Evaluation of alumina-supported Mo carbide produced via propane carburization for the Fischer–Tropsch synthesis

Abstract

CO hydrogenation over alumina-supported Mo carbide catalyst synthesized by temperature-programmed carburization of the impregnated MoO3 utilizing H2/C3H8 feed has been investigated. Samples were prepared following a 23-factorial design with temperature, hydrocarbon composition and reaction time as the carburization factors. Catalysts were characterized using N2 physisorption, NH3 temperature-programmed desorption and solid total organic carbon (TOC) analysis. Solid-state carburization kinetics was studied in a thermogravimetric analyzer at different heating rates. Statistical analysis revealed that carburization temperature was a strong determinant of key physicochemical properties (BET, pore volume, acid site strength and concentration). Increasing the H2:C3H8 ratio in the carburizing gas reduced the acid site strength and concentration but improved overall hydrocarbon synthesis rate, olefin-to-paraffin ratio and specific activity. All catalysts possessed Lewis acid centers. The carburizing temperature was also a statistically significant factor in the determination of the FT reaction metrics. A two-stage process involving the transformation of Mo oxide to the MoC1−x carbide via an intermediate oxycarbide phase was observed.

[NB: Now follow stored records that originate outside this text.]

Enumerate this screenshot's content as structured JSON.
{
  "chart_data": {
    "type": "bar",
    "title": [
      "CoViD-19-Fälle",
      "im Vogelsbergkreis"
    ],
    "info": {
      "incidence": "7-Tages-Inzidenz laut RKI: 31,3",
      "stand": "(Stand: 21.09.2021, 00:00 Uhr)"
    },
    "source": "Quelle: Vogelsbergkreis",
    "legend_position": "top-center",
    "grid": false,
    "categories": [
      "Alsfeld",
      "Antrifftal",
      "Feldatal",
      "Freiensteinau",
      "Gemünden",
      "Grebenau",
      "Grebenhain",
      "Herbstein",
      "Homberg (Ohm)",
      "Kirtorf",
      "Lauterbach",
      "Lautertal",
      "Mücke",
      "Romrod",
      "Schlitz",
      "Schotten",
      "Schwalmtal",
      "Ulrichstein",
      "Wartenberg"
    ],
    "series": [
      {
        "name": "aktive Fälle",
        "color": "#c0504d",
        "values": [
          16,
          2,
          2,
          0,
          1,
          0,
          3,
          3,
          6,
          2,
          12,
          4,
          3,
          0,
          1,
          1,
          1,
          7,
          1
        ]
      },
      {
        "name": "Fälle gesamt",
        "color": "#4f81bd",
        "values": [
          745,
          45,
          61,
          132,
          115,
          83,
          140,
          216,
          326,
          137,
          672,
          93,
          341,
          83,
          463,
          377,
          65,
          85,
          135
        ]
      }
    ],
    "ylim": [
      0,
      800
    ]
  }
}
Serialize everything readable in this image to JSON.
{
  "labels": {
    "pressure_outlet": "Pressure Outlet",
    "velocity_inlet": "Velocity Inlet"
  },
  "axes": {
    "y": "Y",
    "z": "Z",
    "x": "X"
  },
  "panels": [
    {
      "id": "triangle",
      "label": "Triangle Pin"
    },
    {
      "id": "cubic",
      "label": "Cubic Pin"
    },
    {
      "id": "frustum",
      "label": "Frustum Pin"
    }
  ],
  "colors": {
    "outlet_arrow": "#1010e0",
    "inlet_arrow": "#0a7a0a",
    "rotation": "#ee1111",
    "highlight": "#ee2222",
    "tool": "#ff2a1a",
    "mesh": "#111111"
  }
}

The solid-state kinetics was captured by a contracting volume model and Arrhenius treatment implicated the occurrence of a ‘compensation effect’ for the carbothermal synthesis. Although the rate-composition envelope exhibited qualitatively similar features for the entire Mo carbide class, the optimum feed composition for maximum hydrocarbon formation rate varied between 0.67 and 0.75 depending on the catalyst preparation conditions and the carbon number. The olefin-to-paraffin ratio has a reciprocal relationship to the H2 partial pressure but experienced an exponential decay with carbon number. Catalyst with 15wt.% Mo loading produced the highest hydrocarbon synthesis rate and chain growth probability.